Personal information
- Full name: Thomas Victor Trood
- Date of birth: 16 December 1891
- Place of birth: Sale, Victoria
- Date of death: 16 October 1977 (aged 85)
- Place of death: Canterbury, Victoria
- Original team(s): Sale (GFA)

Playing career^{1}
- Years: Club / Games (Goals)
- 1911–14: University / 41 (11)
- ^{1} Playing statistics correct to the end of 1914.

= Vic Trood =

Australian rules footballer

Thomas Victor "Vic" Trood (16 December 1891 – 16 October 1977) was an Australian rules footballer who played with University in the Victorian Football League (VFL).

Born in Sale, Victoria, Trood was the son of Charles Trood and the brother of leading Sale footballer, Arthur.

Making his VFL debut in the 1911 VFL season, Trood was involved in a nasty incident in round 4 1911 when he was knocked unconscious. Carlton's Martin Gotz was charged and found guilty of assault, although this was later quashed on Appeal.

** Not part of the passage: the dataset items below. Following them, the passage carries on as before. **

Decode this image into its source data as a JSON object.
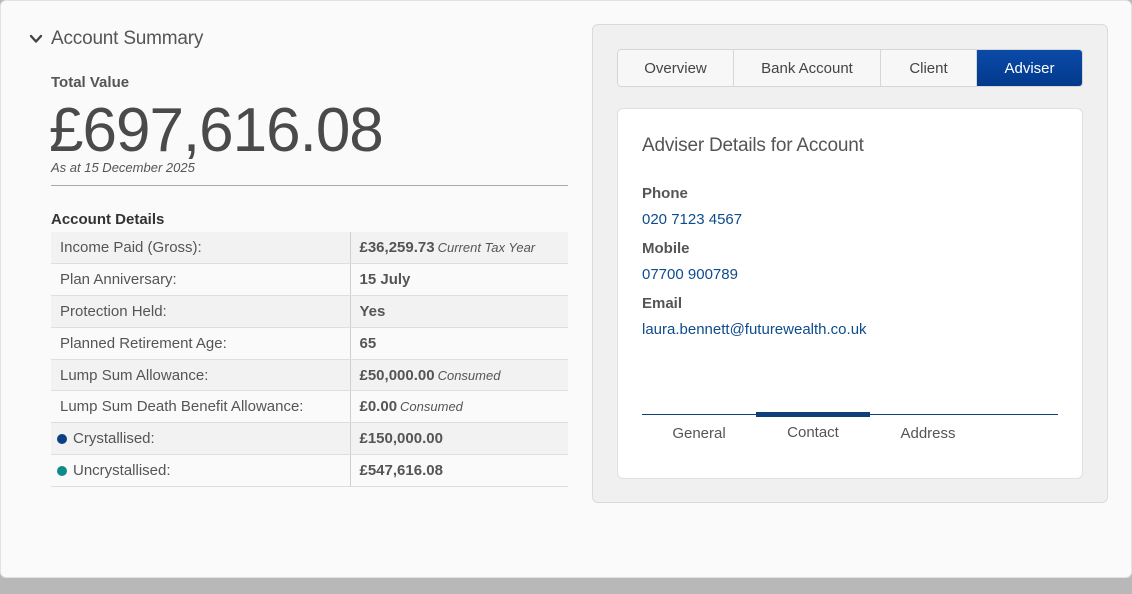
{
  "summary": {
    "toggle_label": "Account Summary",
    "total_label": "Total Value",
    "total_value": "£697,616.08",
    "as_at": "As at 15 December 2025"
  },
  "details": {
    "heading": "Account Details",
    "rows": [
      {
        "label": "Income Paid (Gross):",
        "value": "£36,259.73",
        "note": "Current Tax Year"
      },
      {
        "label": "Plan Anniversary:",
        "value": "15 July",
        "note": ""
      },
      {
        "label": "Protection Held:",
        "value": "Yes",
        "note": ""
      },
      {
        "label": "Planned Retirement Age:",
        "value": "65",
        "note": ""
      },
      {
        "label": "Lump Sum Allowance:",
        "value": "£50,000.00",
        "note": "Consumed"
      },
      {
        "label": "Lump Sum Death Benefit Allowance:",
        "value": "£0.00",
        "note": "Consumed"
      },
      {
        "label": "Crystallised:",
        "value": "£150,000.00",
        "note": "",
        "dot_color": "#0b3f86"
      },
      {
        "label": "Uncrystallised:",
        "value": "£547,616.08",
        "note": "",
        "dot_color": "#0e8a8a"
      }
    ]
  },
  "tabs": [
    {
      "label": "Overview",
      "active": false
    },
    {
      "label": "Bank Account",
      "active": false
    },
    {
      "label": "Client",
      "active": false
    },
    {
      "label": "Adviser",
      "active": true
    }
  ],
  "adviser": {
    "title": "Adviser Details for Account",
    "phone_label": "Phone",
    "phone": "020 7123 4567",
    "mobile_label": "Mobile",
    "mobile": "07700 900789",
    "email_label": "Email",
    "email": "laura.bennett@futurewealth.co.uk"
  },
  "subtabs": [
    {
      "label": "General",
      "active": false
    },
    {
      "label": "Contact",
      "active": true
    },
    {
      "label": "Address",
      "active": false
    }
  ],
  "colors": {
    "accent": "#003a8c",
    "link": "#0e4c8c",
    "crystallised_dot": "#0b3f86",
    "uncrystallised_dot": "#0e8a8a"
  }
}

Following the commencement of World War I, University withdrew from the VFL at the conclusion of the 1914 season and Trood returned to Sale after the War to join his brother Arthur at Sale Football Club.

Trood was a former President of the Gippsland Football League and was instrumental in the formation of the Latrobe Valley League in 1954, as the league's inaugural President.

The best and fairest award in the Gippsland Football League has been known as the Trood Award since 1928 after Trood initially donated this award and continued to do so for many years in his role as Sale Football Club delegate and Gippsland Football League president.